In accordance with the regulatory requirements provided at 45 CFR 75.113 and Appendix XII to 45 CFR Part 75, recipients that have currently active Federal grants, cooperative agreements, and procurement contracts from all Federal awarding agencies with a cumulative total value greater than $10,000,000 for any period of time during the period of performance of a Federal award, must report and maintain the currency of information reported in the System for Award Management (SAM) about civil, criminal, and administrative proceedings in connection with the award or performance of a Federal award that reached final disposition within the most recent five-year period.  The recipient must also make semiannual disclosures regarding such proceedings. Proceedings information will be made publicly available in the designated integrity and performance system (currently FAPIIS).  This is a statutory requirement under section 872 of Public Law 110-417, as amended (41 U.S.C. 2313).  As required by section 3010 of Public Law 111-212, all information posted in the designated integrity and performance system on or after April 15, 2011, except past performance reviews required for Federal procurement contracts, will be publicly available.  Full reporting requirements and procedures are found in Appendix XII to 45 CFR Part 75 – Award Term and Conditions for Recipient Integrity and Performance Matters.

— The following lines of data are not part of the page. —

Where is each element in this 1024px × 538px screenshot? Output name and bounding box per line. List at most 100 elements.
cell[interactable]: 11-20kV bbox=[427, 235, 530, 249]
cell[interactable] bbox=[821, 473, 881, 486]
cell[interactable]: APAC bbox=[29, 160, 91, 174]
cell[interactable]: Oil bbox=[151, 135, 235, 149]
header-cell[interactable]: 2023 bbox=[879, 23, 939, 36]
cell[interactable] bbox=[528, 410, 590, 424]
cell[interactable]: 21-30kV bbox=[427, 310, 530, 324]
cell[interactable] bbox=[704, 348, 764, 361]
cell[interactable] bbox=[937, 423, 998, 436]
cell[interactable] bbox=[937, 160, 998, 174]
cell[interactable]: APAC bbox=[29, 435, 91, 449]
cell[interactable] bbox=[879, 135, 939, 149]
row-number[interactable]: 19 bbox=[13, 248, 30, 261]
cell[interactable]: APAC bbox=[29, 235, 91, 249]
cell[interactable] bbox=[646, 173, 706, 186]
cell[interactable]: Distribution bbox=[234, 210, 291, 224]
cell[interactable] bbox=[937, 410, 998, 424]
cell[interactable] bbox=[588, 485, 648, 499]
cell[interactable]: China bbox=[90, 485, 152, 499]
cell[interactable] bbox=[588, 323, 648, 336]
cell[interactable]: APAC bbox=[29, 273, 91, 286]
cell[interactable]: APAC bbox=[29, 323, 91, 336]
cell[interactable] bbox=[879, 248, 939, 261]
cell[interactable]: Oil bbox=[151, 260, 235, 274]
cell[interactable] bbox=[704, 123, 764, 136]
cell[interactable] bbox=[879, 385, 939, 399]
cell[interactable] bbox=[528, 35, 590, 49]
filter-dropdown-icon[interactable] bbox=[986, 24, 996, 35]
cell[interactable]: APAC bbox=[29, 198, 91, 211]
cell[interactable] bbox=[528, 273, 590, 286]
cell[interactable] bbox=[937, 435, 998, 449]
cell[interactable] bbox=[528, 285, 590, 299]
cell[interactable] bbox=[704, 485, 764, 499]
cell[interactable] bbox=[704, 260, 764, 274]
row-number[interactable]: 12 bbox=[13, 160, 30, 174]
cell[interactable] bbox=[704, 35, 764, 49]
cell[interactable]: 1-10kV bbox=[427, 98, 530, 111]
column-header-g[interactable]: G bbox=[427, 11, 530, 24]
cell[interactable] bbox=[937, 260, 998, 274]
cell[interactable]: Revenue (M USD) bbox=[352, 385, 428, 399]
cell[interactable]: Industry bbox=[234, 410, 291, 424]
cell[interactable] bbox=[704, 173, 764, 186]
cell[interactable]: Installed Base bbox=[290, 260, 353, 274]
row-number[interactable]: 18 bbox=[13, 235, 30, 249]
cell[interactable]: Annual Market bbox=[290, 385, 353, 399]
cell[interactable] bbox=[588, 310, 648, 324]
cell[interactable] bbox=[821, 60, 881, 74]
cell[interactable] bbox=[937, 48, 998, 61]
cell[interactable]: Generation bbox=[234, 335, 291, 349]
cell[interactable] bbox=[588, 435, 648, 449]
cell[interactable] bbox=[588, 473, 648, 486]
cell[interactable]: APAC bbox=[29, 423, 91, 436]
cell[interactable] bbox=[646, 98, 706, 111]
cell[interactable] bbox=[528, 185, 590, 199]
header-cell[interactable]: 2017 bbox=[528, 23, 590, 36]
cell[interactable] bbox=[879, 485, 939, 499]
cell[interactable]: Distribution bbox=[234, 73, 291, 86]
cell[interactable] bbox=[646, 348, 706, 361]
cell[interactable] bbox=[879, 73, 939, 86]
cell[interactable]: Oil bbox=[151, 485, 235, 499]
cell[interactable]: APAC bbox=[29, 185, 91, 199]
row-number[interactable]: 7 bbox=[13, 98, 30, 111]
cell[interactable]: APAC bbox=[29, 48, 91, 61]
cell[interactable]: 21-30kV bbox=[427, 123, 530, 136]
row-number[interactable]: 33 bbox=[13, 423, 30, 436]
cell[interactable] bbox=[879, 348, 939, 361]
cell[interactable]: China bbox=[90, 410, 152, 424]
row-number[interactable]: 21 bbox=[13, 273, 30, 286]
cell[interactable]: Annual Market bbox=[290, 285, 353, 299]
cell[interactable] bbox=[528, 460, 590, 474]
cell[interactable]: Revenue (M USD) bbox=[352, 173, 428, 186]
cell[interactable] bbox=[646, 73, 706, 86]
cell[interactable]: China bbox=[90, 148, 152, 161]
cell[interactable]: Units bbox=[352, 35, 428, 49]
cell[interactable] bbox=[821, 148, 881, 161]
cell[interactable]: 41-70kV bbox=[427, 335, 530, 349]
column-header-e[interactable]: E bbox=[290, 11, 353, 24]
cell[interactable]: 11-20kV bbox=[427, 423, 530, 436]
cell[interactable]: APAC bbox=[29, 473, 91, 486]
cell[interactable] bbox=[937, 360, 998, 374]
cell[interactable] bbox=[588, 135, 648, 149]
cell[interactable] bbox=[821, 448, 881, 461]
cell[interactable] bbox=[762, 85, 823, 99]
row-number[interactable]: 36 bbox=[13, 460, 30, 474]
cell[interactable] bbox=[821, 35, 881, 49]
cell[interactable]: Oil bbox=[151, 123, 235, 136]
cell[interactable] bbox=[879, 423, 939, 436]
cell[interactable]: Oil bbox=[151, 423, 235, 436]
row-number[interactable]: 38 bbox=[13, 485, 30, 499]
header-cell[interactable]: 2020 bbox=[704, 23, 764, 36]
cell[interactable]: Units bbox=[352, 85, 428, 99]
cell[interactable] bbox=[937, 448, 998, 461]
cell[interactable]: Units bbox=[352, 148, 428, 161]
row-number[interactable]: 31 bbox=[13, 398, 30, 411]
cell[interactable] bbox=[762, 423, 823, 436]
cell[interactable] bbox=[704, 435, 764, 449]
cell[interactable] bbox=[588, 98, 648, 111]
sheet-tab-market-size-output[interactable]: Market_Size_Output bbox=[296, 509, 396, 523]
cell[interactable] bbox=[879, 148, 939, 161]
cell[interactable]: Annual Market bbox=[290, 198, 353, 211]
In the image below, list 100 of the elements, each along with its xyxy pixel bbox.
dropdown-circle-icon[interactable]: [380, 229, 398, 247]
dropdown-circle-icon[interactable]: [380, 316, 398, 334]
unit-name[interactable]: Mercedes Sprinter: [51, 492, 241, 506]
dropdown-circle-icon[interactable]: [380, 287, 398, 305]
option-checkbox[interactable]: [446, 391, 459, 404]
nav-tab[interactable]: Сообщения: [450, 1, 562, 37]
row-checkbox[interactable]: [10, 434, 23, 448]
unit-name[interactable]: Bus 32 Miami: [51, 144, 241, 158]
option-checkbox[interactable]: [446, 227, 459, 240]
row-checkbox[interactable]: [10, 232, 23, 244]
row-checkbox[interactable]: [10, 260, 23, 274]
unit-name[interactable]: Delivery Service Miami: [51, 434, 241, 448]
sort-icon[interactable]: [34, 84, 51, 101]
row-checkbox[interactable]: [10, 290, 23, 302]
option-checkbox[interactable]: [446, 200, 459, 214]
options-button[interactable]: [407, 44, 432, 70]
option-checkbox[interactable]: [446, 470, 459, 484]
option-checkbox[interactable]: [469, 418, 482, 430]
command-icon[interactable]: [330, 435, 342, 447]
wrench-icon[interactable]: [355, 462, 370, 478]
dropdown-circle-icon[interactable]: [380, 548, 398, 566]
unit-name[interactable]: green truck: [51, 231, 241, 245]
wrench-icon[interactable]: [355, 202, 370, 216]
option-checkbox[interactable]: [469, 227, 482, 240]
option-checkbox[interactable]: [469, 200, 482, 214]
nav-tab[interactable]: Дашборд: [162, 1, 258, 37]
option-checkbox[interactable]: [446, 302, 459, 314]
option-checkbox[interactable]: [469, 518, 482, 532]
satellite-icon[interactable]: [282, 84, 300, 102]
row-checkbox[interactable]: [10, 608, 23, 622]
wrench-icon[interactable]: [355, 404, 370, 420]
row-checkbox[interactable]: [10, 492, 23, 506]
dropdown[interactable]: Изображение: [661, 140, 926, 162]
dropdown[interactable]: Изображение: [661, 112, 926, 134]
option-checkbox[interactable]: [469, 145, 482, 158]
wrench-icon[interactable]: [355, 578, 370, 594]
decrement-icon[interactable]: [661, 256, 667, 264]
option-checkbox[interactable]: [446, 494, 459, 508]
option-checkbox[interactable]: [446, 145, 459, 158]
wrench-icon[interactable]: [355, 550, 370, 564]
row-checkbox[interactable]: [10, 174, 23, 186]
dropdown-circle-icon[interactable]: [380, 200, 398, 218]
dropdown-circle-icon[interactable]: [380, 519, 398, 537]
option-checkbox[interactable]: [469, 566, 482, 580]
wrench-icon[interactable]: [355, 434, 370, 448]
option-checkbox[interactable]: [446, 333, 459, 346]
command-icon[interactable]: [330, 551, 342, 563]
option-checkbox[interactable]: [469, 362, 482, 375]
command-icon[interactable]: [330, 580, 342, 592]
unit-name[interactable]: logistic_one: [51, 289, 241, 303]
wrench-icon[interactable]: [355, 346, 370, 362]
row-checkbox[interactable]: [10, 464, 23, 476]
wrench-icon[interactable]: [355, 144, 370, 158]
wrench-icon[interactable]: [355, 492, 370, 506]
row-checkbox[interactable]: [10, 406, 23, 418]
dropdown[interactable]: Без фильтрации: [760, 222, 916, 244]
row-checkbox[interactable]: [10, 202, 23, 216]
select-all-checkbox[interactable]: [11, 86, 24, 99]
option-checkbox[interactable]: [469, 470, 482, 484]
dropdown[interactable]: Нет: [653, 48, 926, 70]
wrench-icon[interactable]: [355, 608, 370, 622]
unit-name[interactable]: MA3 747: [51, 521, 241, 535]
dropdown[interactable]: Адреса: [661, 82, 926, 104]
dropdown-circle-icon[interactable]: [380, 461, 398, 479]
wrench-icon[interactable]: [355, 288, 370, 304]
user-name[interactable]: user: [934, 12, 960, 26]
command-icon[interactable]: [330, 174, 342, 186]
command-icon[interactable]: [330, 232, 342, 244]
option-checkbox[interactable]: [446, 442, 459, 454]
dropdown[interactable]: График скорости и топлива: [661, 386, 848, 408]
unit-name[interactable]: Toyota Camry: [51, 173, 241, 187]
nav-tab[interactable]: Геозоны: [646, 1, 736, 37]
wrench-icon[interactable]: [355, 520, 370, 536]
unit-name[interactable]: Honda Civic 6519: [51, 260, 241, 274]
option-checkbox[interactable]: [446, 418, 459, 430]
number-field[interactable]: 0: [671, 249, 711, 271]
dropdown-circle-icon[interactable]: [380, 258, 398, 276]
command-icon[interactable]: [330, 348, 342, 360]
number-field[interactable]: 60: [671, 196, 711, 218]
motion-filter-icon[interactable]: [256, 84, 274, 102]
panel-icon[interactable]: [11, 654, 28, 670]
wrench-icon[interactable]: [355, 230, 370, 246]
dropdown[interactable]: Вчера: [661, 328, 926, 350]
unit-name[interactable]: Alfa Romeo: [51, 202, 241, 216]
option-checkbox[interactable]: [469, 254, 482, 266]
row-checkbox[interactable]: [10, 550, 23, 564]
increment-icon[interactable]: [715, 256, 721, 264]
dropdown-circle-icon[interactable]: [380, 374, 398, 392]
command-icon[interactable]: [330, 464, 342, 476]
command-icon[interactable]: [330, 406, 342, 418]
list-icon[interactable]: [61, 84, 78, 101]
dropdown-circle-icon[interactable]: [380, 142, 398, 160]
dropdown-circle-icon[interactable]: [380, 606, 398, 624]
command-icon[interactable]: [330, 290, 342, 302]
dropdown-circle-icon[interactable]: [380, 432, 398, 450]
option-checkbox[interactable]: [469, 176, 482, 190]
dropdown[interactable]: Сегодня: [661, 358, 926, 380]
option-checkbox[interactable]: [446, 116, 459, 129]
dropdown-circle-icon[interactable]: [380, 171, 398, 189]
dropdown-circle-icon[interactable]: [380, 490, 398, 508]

Section VII. Agency Contacts

We encourage inquiries concerning this funding opportunity and welcome the opportunity to answer questions from potential applicants.
Application Submission Contacts
eRA Service Desk (Questions regarding ASSIST, eRA Commons, application errors and warnings, documenting system problems that threaten on-time submission, and post-submission issues)

Finding Help Online: http://grants.nih.gov/support/ (preferred method of contact)
Telephone: 301-402-7469 or 866-504-9552 (Toll Free)

General Grants Information (Questions regarding application processes and NIH grant resources)
Email: GrantsInfo@nih.gov (preferred method of contact)
Telephone: 301-945-7573

Grants.gov Customer Support (Questions regarding Grants.gov registration and Workspace)
Contact Center Telephone: 800-518-4726
Email: support@grants.gov

Scientific/Research Contact(s)
Teresa L. Z. Jones, M.D. 


National Institute of Diabetes, and Digestive and Kidney Diseases (NIDDK) 
Telephone: 301-435-2996
Email: teresa.jones@nih.gov
Peer Review Contact(s)
Michele Barnard, Ph.D.


National Institute of Diabetes, and Digestive and Kidney Diseases (NIDDK)
Telephone:  301-594-8898
Email:  Michele.Barnard@nih.gov
Financial/Grants Management Contact(s)
Christina Coriz


National Institute of Diabetes, and Digestive and Kidney Diseases (NIDDK)
Telephone: 301-594-8848 
Email: corizc@mail.nih.gov

Section VIII. Other Information

Recently issued trans-NIH policy notices may affect your application submission. A full list of policy notices published by NIH is provided in the NIH Guide for Grants and Contracts. All awards are subject to the terms and conditions, cost principles, and other considerations described in the NIH Grants Policy Statement.
Authority and Regulations
Awards are made under the authorization of Sections 301 and 405 of the Public Health Service Act as amended (42 USC 241 and 284) and under Federal Regulations 42 CFR Part 52 and 45 CFR Part 75.